Comment Re:yes but...yes in fact. (Score 1) 302
But Mr and Mrs Green are not the ones paying for the employees' health care. Rather, those checks are from the corporation.
No, they are a privately held corporation. They are taxed on the companies total net income just like they were a partnership. As such, if paying for the IUDs and morning after pill costs the company, it costs them directly. It was specifically because of this direct pass through of income and its treatment by the IRS that the courts found in favor of Hobby Lobby. If Hobby Lobby were a publicly traded corporation, they would have lost the case, because only dividends are passed through so it is just an investment and they could chose to invest in other companies. But that is not the case.
Maybe you don't understand how employer health care works. The reason an employer provides health care is because an employee works for them. So, in a very real way, the value of the health care has already been earned by the employee. Thus, it's not Mr and Mrs Green paying for the health care at all is it? It's the employees who pay for it, with their labor (and also direct deductions from their paychecks). Employer health care is not charity.
I understand exactly how employer health care works as I am responsible for it of our organization. However, the Hobby Lobby case is not about employer health care, it is about the HHS mandate of the affordable care act. Now, it is possible that the Greens don't subsidize any of their employee's health care and the employee pays 100% of the cost. It is possible, but very unlikely.

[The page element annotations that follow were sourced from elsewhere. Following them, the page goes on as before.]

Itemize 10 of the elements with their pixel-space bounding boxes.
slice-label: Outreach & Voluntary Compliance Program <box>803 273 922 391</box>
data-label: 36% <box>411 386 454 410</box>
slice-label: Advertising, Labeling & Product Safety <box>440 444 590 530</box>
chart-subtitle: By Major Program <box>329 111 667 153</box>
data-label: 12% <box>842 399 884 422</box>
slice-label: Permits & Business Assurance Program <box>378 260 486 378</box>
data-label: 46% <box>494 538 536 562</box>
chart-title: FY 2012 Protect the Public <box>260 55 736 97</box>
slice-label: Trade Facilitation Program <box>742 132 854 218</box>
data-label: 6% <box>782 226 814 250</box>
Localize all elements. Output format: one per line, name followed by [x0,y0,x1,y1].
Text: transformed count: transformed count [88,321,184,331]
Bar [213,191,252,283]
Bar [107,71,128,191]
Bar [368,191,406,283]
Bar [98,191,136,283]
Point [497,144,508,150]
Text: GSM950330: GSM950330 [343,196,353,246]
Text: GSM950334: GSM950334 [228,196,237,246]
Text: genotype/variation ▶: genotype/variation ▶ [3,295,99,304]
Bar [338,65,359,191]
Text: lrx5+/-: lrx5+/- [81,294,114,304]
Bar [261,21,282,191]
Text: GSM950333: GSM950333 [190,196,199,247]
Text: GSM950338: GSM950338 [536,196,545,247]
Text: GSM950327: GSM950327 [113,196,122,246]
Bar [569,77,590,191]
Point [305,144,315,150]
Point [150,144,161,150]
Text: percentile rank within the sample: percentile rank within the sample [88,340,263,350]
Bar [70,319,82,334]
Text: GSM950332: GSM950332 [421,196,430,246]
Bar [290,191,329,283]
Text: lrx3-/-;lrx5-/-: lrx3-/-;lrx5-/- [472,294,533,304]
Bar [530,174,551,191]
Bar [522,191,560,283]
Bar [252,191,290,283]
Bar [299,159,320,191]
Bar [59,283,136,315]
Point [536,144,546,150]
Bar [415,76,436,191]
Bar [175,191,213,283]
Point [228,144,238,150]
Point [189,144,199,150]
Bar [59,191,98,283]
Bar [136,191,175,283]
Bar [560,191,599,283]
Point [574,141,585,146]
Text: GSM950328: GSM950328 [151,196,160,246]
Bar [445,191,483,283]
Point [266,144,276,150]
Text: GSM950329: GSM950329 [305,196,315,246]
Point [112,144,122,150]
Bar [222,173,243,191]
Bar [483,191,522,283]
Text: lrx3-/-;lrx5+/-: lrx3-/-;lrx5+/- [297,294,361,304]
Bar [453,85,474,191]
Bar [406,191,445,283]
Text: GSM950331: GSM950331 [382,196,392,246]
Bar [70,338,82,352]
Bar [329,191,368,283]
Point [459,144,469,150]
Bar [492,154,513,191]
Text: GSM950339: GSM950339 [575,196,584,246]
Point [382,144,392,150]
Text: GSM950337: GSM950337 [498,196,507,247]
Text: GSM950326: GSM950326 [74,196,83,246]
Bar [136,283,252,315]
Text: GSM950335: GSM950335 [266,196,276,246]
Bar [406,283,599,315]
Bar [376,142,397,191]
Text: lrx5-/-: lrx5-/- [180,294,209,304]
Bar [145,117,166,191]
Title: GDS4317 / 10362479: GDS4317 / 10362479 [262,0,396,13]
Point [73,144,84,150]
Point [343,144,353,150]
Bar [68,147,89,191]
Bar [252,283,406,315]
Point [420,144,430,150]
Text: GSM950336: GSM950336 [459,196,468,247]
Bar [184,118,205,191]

I do agree that employee health care is not charity, it is part of the benefits provided to workers, since WWII. This isn't about health care. It is about the government saying that the Greens must pay for something that is contrary to their religious belief. The belief in question is that they believe that life begins at conception and making them pay for IUDs means they are being forced to pay for abortions. We may not agree with their belief, but that doesn't matter. The government cannot force somebody to violate their religious beliefs, even if it is for the common good, if the government can achieve the goal through other means that don't violate the persons religious belief.